The essentials of a fair and impartial trial are lacking where counsel for one side is permitted, over objection, to argue a question of evidence while that privilege is refused opposing counsel. Due process, including the trial of issues upon sworn testimony only, and the right to be confronted by the witnesses against him, are rights guaranteed by the Constitution, and have been embedded in and most jealously guarded by English Jurisprudence since the birth of Magna Charta. The effort of defendant’s counsel to introduce the testimony was within his rights, and furnished no occasion for criticism if made in good faith and nothing to the contrary is indicated in the record. Whether, if admitted, it would have been explained or amplified by additional testimony does not appear. Its exclusion rendered improper all argument upon its effect. Had counsel for defendant persisted in. argument in defiance of the court’s ruling, he would not only have been guilty of a gross impropriety, but might also have subjected himself to punishment for contempt of court.
Commenting on evidence which has been excluded, the rule is forcefully stated in Thompson on Trials (2d Ed.) vol. 1, p. 819, § 969, as follows.
“An aggravated form of the abuse of the privilege of argument, which is included in the rule stated .and illustrated in the two preceding paragraphs, is presented where counsel, in arguing to the jury, are guilty of the highly unprofessional conduct of stating or commenting on evidence which has been offered and excluded.
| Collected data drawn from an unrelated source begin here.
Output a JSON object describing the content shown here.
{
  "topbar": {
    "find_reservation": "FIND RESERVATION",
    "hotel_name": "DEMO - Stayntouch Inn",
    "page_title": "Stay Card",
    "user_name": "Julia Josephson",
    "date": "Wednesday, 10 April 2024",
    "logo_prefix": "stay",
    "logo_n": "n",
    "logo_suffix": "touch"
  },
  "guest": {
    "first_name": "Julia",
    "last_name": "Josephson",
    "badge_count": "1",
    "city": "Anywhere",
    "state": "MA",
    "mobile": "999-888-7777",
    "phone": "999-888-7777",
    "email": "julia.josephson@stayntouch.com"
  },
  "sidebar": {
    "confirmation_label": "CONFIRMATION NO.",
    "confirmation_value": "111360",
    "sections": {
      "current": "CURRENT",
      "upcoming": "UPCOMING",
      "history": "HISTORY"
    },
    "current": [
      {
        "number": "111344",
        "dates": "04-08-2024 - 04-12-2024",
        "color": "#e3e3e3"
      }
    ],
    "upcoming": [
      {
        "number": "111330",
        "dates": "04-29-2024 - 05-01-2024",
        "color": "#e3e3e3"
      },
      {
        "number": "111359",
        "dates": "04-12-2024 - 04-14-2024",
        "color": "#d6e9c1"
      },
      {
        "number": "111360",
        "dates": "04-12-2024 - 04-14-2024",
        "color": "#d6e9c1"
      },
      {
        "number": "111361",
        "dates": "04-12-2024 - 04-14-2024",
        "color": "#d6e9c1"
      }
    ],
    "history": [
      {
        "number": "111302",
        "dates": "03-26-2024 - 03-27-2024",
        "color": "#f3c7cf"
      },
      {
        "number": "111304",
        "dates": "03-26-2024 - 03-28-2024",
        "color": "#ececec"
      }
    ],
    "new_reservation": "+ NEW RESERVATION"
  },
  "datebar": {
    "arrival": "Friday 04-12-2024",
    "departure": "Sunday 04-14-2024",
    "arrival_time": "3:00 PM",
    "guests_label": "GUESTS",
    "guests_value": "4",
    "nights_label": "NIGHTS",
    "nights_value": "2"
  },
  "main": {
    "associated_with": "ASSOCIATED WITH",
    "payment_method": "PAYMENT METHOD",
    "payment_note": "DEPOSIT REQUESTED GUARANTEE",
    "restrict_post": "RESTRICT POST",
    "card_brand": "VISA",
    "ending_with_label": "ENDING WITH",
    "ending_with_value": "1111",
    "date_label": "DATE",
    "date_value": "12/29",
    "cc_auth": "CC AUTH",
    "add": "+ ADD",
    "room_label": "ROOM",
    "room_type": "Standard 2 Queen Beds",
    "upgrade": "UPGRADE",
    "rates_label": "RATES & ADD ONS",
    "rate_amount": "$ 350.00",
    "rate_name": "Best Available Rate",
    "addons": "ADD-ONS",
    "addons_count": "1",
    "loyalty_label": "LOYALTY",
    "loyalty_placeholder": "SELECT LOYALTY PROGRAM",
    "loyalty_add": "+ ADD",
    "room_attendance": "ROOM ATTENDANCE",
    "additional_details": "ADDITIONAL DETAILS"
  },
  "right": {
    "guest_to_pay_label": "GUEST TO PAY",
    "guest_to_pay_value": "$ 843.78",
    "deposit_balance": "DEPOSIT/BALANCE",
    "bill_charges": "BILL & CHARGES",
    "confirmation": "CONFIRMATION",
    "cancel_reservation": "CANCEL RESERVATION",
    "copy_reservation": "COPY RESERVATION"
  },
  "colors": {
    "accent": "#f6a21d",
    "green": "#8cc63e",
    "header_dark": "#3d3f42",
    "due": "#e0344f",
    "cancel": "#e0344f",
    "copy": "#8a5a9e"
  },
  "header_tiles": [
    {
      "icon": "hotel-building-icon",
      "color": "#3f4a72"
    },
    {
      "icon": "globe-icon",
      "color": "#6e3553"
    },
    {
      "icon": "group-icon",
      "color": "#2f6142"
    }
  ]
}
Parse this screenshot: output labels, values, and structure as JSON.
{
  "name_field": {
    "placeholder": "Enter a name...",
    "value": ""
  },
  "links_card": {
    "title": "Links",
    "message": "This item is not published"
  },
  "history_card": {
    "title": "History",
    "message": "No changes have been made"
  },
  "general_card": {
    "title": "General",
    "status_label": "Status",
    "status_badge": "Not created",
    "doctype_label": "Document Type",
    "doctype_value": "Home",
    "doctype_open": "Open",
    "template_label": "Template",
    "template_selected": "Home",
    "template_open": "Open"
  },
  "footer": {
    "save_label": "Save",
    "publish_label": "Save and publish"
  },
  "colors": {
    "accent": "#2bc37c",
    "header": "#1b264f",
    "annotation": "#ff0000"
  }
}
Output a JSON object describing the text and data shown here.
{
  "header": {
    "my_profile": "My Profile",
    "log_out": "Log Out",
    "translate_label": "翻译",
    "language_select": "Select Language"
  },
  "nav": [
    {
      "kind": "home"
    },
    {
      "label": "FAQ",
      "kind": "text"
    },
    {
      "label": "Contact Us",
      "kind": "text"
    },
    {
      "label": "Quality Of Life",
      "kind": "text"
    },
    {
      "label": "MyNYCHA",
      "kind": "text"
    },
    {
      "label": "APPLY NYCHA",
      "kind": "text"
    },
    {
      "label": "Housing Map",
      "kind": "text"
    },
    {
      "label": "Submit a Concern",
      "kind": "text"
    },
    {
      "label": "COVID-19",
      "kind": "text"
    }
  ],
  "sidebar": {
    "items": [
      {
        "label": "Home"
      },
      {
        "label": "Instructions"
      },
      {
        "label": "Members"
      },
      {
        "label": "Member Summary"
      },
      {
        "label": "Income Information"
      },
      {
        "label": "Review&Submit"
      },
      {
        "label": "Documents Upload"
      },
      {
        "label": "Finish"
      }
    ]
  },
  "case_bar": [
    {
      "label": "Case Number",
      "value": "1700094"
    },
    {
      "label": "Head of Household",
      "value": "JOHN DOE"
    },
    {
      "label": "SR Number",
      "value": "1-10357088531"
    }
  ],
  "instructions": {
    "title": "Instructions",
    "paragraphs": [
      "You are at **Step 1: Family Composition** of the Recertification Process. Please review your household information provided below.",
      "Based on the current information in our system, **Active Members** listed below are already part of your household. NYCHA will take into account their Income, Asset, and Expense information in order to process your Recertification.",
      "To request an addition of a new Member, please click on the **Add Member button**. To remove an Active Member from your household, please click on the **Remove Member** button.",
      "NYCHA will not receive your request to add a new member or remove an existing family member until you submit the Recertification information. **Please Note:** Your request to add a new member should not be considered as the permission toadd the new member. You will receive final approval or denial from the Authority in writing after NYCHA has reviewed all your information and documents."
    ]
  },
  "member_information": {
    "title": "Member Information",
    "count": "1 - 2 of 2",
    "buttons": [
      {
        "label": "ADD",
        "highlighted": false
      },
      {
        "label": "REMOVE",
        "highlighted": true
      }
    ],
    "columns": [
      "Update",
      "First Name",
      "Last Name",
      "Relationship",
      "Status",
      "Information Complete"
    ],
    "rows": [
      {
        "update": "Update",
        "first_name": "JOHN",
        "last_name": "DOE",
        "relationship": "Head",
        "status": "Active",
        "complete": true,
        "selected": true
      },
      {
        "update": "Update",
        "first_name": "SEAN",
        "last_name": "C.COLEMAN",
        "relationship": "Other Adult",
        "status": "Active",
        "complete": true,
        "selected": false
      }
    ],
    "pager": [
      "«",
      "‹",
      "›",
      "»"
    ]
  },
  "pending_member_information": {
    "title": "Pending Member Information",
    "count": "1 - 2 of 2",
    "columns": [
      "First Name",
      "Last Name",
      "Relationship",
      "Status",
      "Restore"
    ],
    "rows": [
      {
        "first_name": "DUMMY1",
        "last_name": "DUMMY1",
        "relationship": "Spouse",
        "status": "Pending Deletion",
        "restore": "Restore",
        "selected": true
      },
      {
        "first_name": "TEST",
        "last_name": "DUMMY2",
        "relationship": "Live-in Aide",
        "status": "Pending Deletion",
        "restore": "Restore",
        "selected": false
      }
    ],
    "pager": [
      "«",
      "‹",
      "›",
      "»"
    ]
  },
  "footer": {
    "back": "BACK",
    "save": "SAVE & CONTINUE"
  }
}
This attempt to appeal from the judge to the jury, as to what is admissible as evidence in the case, is not only, within the limits stated in the preceding paragraphs, ground for a new trial, but the writer has no hesitation in saying that the presiding judge would be justified in treating and punishing it as contempt of court. Scarcely less unprofessional and pernicious is the practice of counsel presuming to state in argument what they would have proved had they been permitted under the rules of evidence.”
The question of law in the instant case was raised by timely objection and specification of error. Such questions are not to be disposed of as matters of discretion. If error of law was committed, the ease should be reversed, unless the error was harmless. And, as stated above, its injurious effect herein must be conclusively presumed.